The advertising watchdog said that the new rules did not mean a ban on all gender stereotypes, only those likely to cause harm or serious or widespread offence.
Scenarios likely to be problematic would include a man with his feet up while a woman takes sole responsibility for cleaning up a family’s mess or a woman unable to park a car. However, adverts that depict women cleaning or a men doing DIY will still be considered acceptable.
Advertisers will also have to tread carefully when, for example, contrasting a daring boy with a caring girl, or belittling a man for carrying out stereotypically “female” roles or tasks, the Committee of Advertising Practice warned.
The new rules follow a review that found that some campaigns could reinforce harmful stereotypes, and in turn could restrict people’s choices, aspirations and opportunities.

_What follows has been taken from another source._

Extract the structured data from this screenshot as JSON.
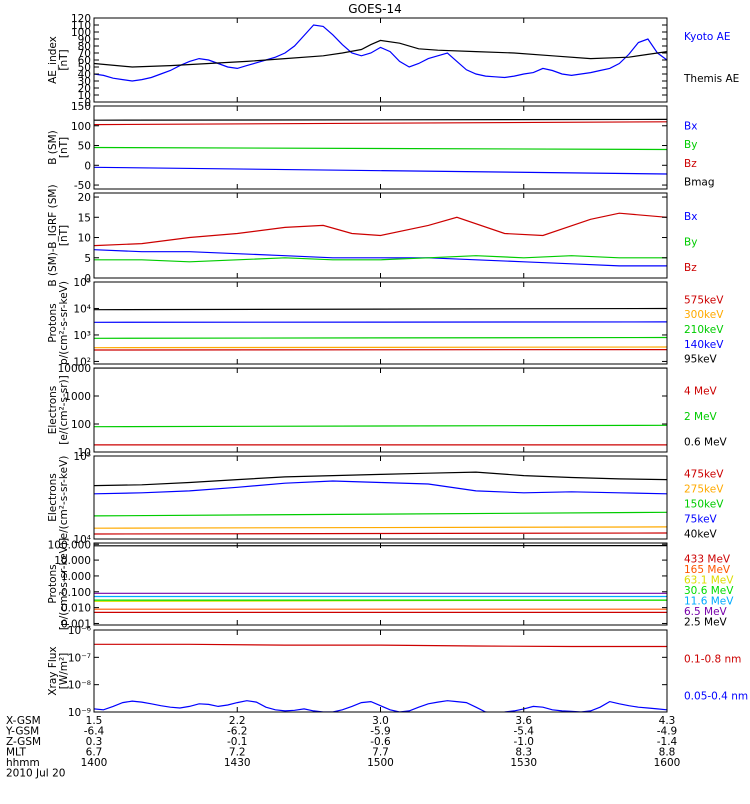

The Advertising Standards Authority (ASA) already applies rules on offence and social responsibility to ban adverts which include gender stereotypes on grounds of objectification, inappropriate sexualisation, and depiction of unhealthily thin body images.
The advertising committee said that the evidence from the review did not show that gender stereotypes were always problematic or that the use of seriously offensive or potentially harmful stereotypes was endemic.
It said that the aim of the new rule was therefore to identify specific harm that should be prevented rather than banning gender stereotypes outright.
The advertising industry has had six months to prepare for the rule, and the ASA will now deal with any complaints it receives on a case-by-case basis.
The committee will carry out a review in 12 months’ time to make sure the rule is meeting its objective.
Guy Parker, of the advertising watchdog, said: “Our evidence shows how harmful gender stereotypes in ads can contribute to inequality in society, with costs for all of us. Put simply, we found that some portrayals in ads can, over time, play a part in limiting people’s potential.
“It’s in the interests of women and men, our economy and society that advertisers steer clear of these outdated portrayals, and we’re pleased with how the industry has already begun to respond.”
Stephen Woodford, chief executive of the Advertising Association, said: “Advertising at its best should be a positive and progressive force in society. The new rule on tackling harmful gender stereotypes in adverts from the Committees of Advertising Practice is an important addition to the expectations we all have for responsible advertising.”